Under the new policy, women undergraduates will be excluded from a broad range of studies in some of the country's leading institutions, including English literature, English translation, hotel management, archaeology, nuclear physics, computer science, electrical engineering, industrial engineering and business management.

Similar measures are being taken in Egypt, Tunisia, and Libya. In those countries, unlike Iran and Afghanistan, the measures to oppress women are organized through the political party known as The Muslim Brotherhood. In Iran, such measures are being forced onto the oil industry - a major source of the region's wealth and power - by the ayatollahs. Islam has a commanding hold on the Iranian economy:

The Oil Industry University, which has several campuses across the country, says it will no longer accept female students at all, citing a lack of employer demand. Isfahan University provided a similar rationale for excluding women from its mining engineering degree, claiming 98% of female graduates ended up jobless.

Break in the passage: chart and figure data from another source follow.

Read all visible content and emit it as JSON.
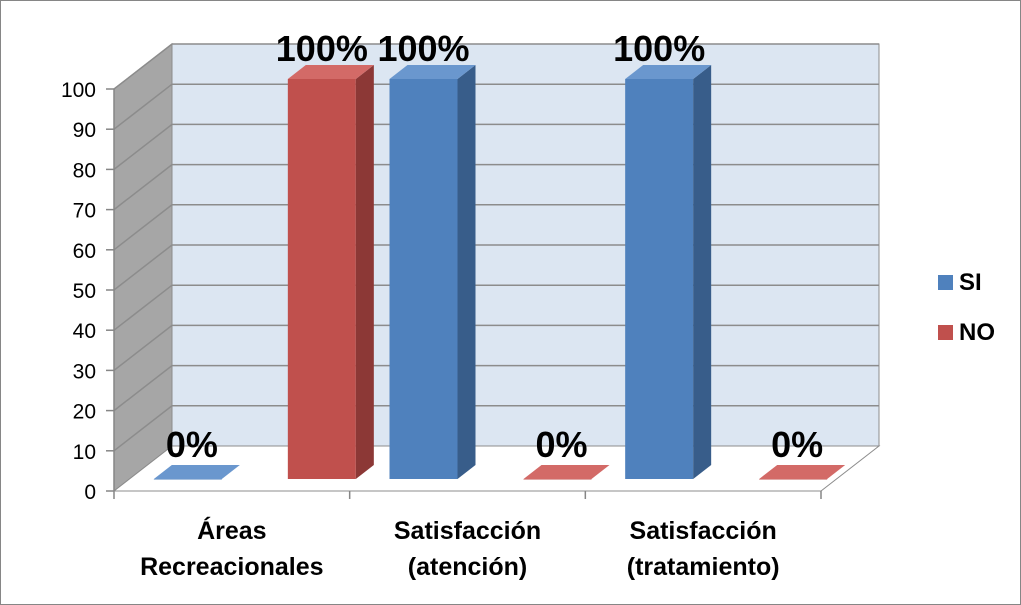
{
  "chart_data": {
    "type": "bar",
    "categories": [
      [
        "Áreas",
        "Recreacionales"
      ],
      [
        "Satisfacción",
        "(atención)"
      ],
      [
        "Satisfacción",
        "(tratamiento)"
      ]
    ],
    "series": [
      {
        "name": "SI",
        "values": [
          0,
          100,
          100
        ],
        "labels": [
          "0%",
          "100%",
          "100%"
        ],
        "color": "#4F81BD",
        "side_color": "#385D8A",
        "top_color": "#6A97CE"
      },
      {
        "name": "NO",
        "values": [
          100,
          0,
          0
        ],
        "labels": [
          "100%",
          "0%",
          "0%"
        ],
        "color": "#C0504D",
        "side_color": "#8C3836",
        "top_color": "#D36A67"
      }
    ],
    "yticks": [
      "0",
      "10",
      "20",
      "30",
      "40",
      "50",
      "60",
      "70",
      "80",
      "90",
      "100"
    ],
    "ylim": [
      0,
      100
    ],
    "grid": true,
    "legend_position": "right",
    "back_wall_color": "#DCE6F2",
    "side_wall_color": "#A6A6A6"
  }
}
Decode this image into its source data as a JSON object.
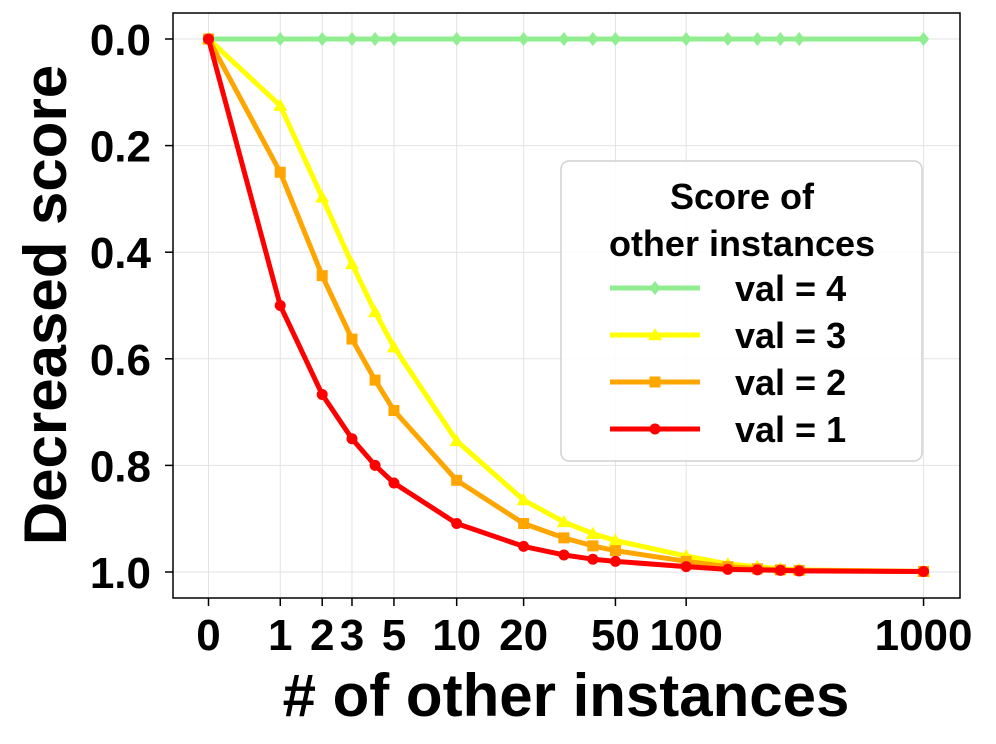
{
  "chart_data": {
    "type": "line",
    "title": "",
    "xlabel": "# of other instances",
    "ylabel": "Decreased score",
    "y_inverted": true,
    "ylim": [
      0.0,
      1.0
    ],
    "grid": true,
    "x": [
      0,
      1,
      2,
      3,
      4,
      5,
      10,
      20,
      30,
      40,
      50,
      100,
      150,
      200,
      250,
      300,
      1000
    ],
    "xticks": [
      {
        "value": 0,
        "label": "0"
      },
      {
        "value": 1,
        "label": "1"
      },
      {
        "value": 2,
        "label": "2"
      },
      {
        "value": 3,
        "label": "3"
      },
      {
        "value": 5,
        "label": "5"
      },
      {
        "value": 10,
        "label": "10"
      },
      {
        "value": 20,
        "label": "20"
      },
      {
        "value": 50,
        "label": "50"
      },
      {
        "value": 100,
        "label": "100"
      },
      {
        "value": 1000,
        "label": "1000"
      }
    ],
    "yticks": [
      "0.0",
      "0.2",
      "0.4",
      "0.6",
      "0.8",
      "1.0"
    ],
    "legend": {
      "title_line1": "Score of",
      "title_line2": "other instances",
      "placement": "center-right"
    },
    "series": [
      {
        "name": "val = 4",
        "color": "#90ee90",
        "marker": "diamond",
        "values": [
          0,
          0,
          0,
          0,
          0,
          0,
          0,
          0,
          0,
          0,
          0,
          0,
          0,
          0,
          0,
          0,
          0
        ]
      },
      {
        "name": "val = 3",
        "color": "#ffff00",
        "marker": "triangle",
        "values": [
          0,
          0.125,
          0.297,
          0.422,
          0.512,
          0.578,
          0.754,
          0.865,
          0.906,
          0.928,
          0.941,
          0.97,
          0.985,
          0.99,
          0.994,
          0.996,
          0.999
        ]
      },
      {
        "name": "val = 2",
        "color": "#ffa500",
        "marker": "square",
        "values": [
          0,
          0.25,
          0.444,
          0.563,
          0.64,
          0.697,
          0.828,
          0.909,
          0.936,
          0.951,
          0.96,
          0.98,
          0.99,
          0.994,
          0.996,
          0.997,
          0.999
        ]
      },
      {
        "name": "val = 1",
        "color": "#ff0000",
        "marker": "circle",
        "values": [
          0,
          0.5,
          0.667,
          0.75,
          0.8,
          0.833,
          0.909,
          0.952,
          0.968,
          0.976,
          0.98,
          0.99,
          0.995,
          0.996,
          0.997,
          0.998,
          0.999
        ]
      }
    ]
  }
}
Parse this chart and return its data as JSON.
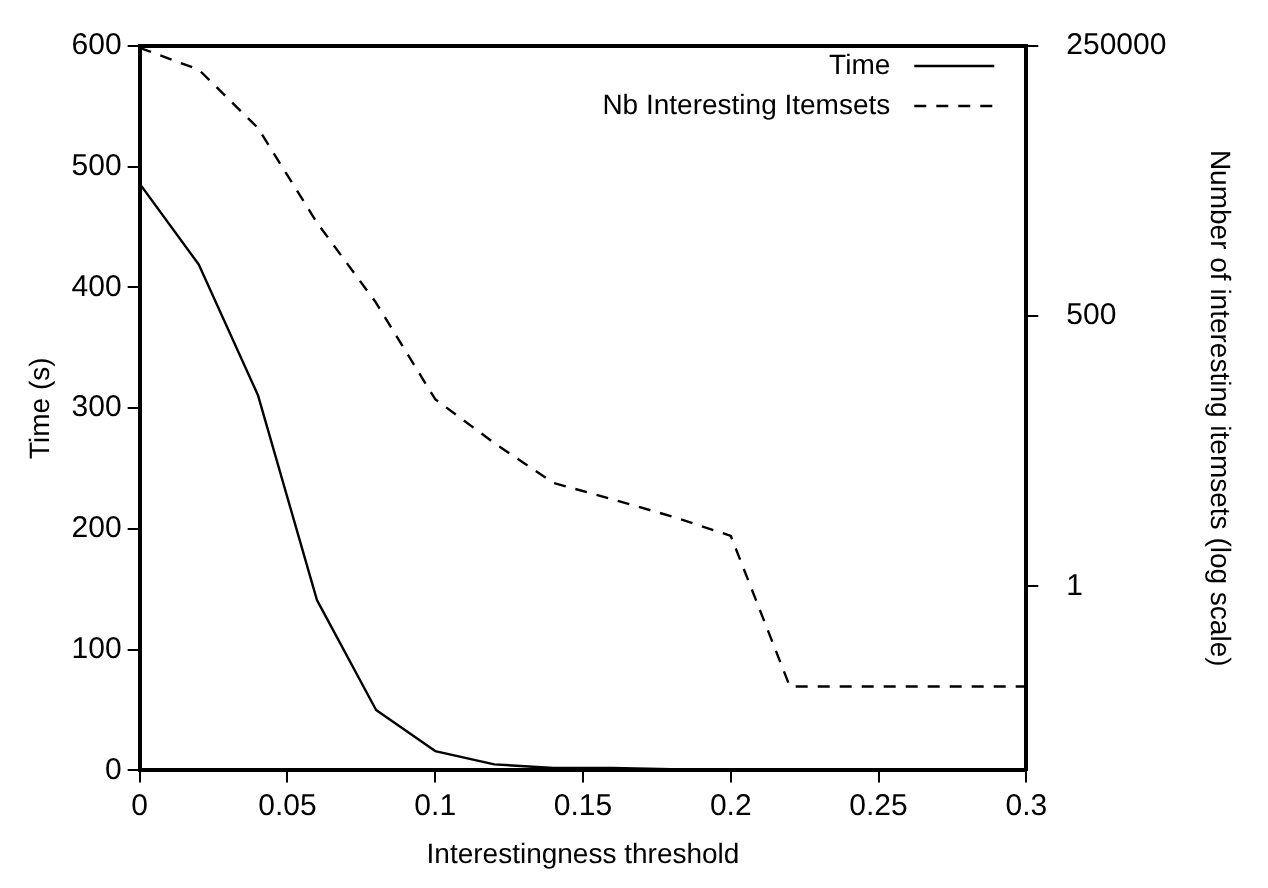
{
  "chart_data": {
    "type": "line",
    "xlabel": "Interestingness threshold",
    "ylabel": "Time (s)",
    "y2label": "Number of interesting itemsets (log scale)",
    "x": [
      0,
      0.02,
      0.04,
      0.06,
      0.08,
      0.1,
      0.12,
      0.14,
      0.16,
      0.18,
      0.2,
      0.22,
      0.24,
      0.26,
      0.28,
      0.3
    ],
    "series": [
      {
        "name": "Time",
        "color": "#000000",
        "line_style": "solid",
        "values": [
          486,
          419,
          311,
          141,
          50,
          16,
          5,
          2,
          2,
          1,
          1,
          0,
          0,
          0,
          0,
          0
        ]
      },
      {
        "name": "Nb Interesting Itemsets",
        "color": "#000000",
        "line_style": "dashed",
        "axis": "y2",
        "values": [
          240000,
          145000,
          38000,
          4300,
          680,
          74,
          27,
          10.8,
          7.4,
          5,
          3.2,
          0.1,
          0.1,
          0.1,
          0.1,
          0.1
        ]
      }
    ],
    "xlim": [
      0,
      0.3
    ],
    "xticks": [
      0,
      0.05,
      0.1,
      0.15,
      0.2,
      0.25,
      0.3
    ],
    "ylim": [
      0,
      600
    ],
    "yticks": [
      0,
      100,
      200,
      300,
      400,
      500,
      600
    ],
    "y2lim": [
      0.0145,
      250000
    ],
    "y2ticks": [
      1,
      500,
      250000
    ],
    "log": "y2",
    "grid": false,
    "legend": "top right",
    "marker": "none"
  }
}
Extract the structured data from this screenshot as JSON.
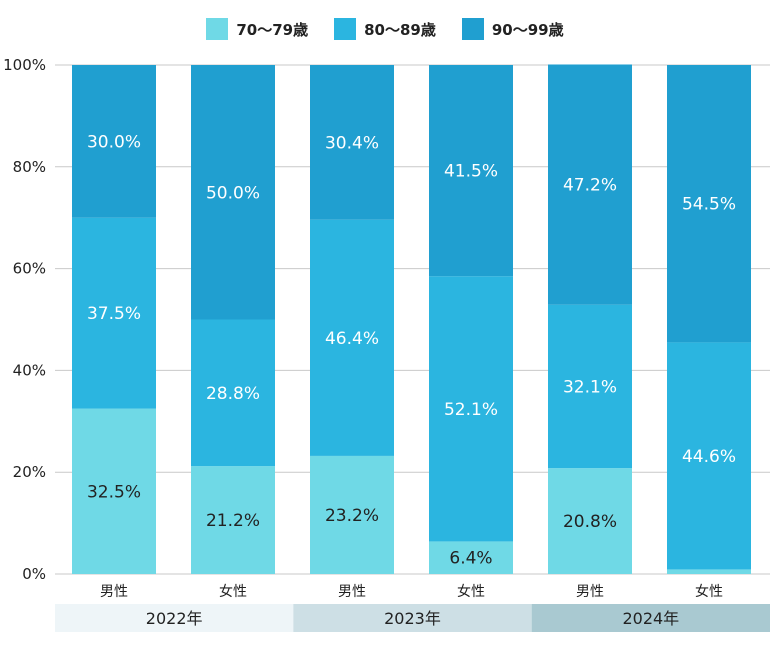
{
  "chart_data": {
    "type": "bar",
    "stacked": true,
    "legend_position": "top",
    "ylim": [
      0,
      100
    ],
    "yticks": [
      "0%",
      "20%",
      "40%",
      "60%",
      "80%",
      "100%"
    ],
    "categories": [
      "男性",
      "女性",
      "男性",
      "女性",
      "男性",
      "女性"
    ],
    "groups": [
      {
        "label": "2022年",
        "color": "#eef5f8"
      },
      {
        "label": "2023年",
        "color": "#cddfe5"
      },
      {
        "label": "2024年",
        "color": "#a9c9d1"
      }
    ],
    "series": [
      {
        "name": "70～79歳",
        "color": "#6fd9e6",
        "values": [
          32.5,
          21.2,
          23.2,
          6.4,
          20.8,
          0.9
        ],
        "labels": [
          "32.5%",
          "21.2%",
          "23.2%",
          "6.4%",
          "20.8%",
          ""
        ],
        "label_color": "#222222"
      },
      {
        "name": "80～89歳",
        "color": "#2bb5e0",
        "values": [
          37.5,
          28.8,
          46.4,
          52.1,
          32.1,
          44.6
        ],
        "labels": [
          "37.5%",
          "28.8%",
          "46.4%",
          "52.1%",
          "32.1%",
          "44.6%"
        ],
        "label_color": "#ffffff"
      },
      {
        "name": "90～99歳",
        "color": "#209fd0",
        "values": [
          30.0,
          50.0,
          30.4,
          41.5,
          47.2,
          54.5
        ],
        "labels": [
          "30.0%",
          "50.0%",
          "30.4%",
          "41.5%",
          "47.2%",
          "54.5%"
        ],
        "label_color": "#ffffff"
      }
    ]
  }
}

If female graduates are often jobless - a questionable assertion at best - it is either because they face discrimination in the Muslim-dominated industry, or it is because they've chosen to be wives and mothers. In either case, there is no justification for preventing women from studying. Ebadi wrote a letter to UN Secretary General Ban Ki Moon, and to the high commissioner for human rights, Navi Pillay.

"[It] is part of the recent policy of the Islamic Republic, which tries to return women to the private domain inside the home as it cannot tolerate their passionate presence in the public arena," says the letter, which was also sent to Ahmad Shaheed, the UN's special rapporteur for human rights in Iran. "The aim is that women will give up their opposition and demands for their own rights."

Beyond education, the larger issue is simply personal freedom and individual liberty for women. There are already many regulations in the Islamic state of Iran which prevent women from exercising rights. This latest move simply indicates the trend toward even fewer freedoms for women, removing the few rights or liberties they had left. Until this latest legislation, women had been making substantial progress within Iranian universities:

Sociologists have credited women's growing academic success to the increased willingness of religiously-conservative families to send their daughters to university after the 1979 Islamic revolution.

Legal and social equality for women - long a hallmark of cultures in Europe and North America - remains elusive in the Middle East; in these cases, things seem to be getting worse rather than better.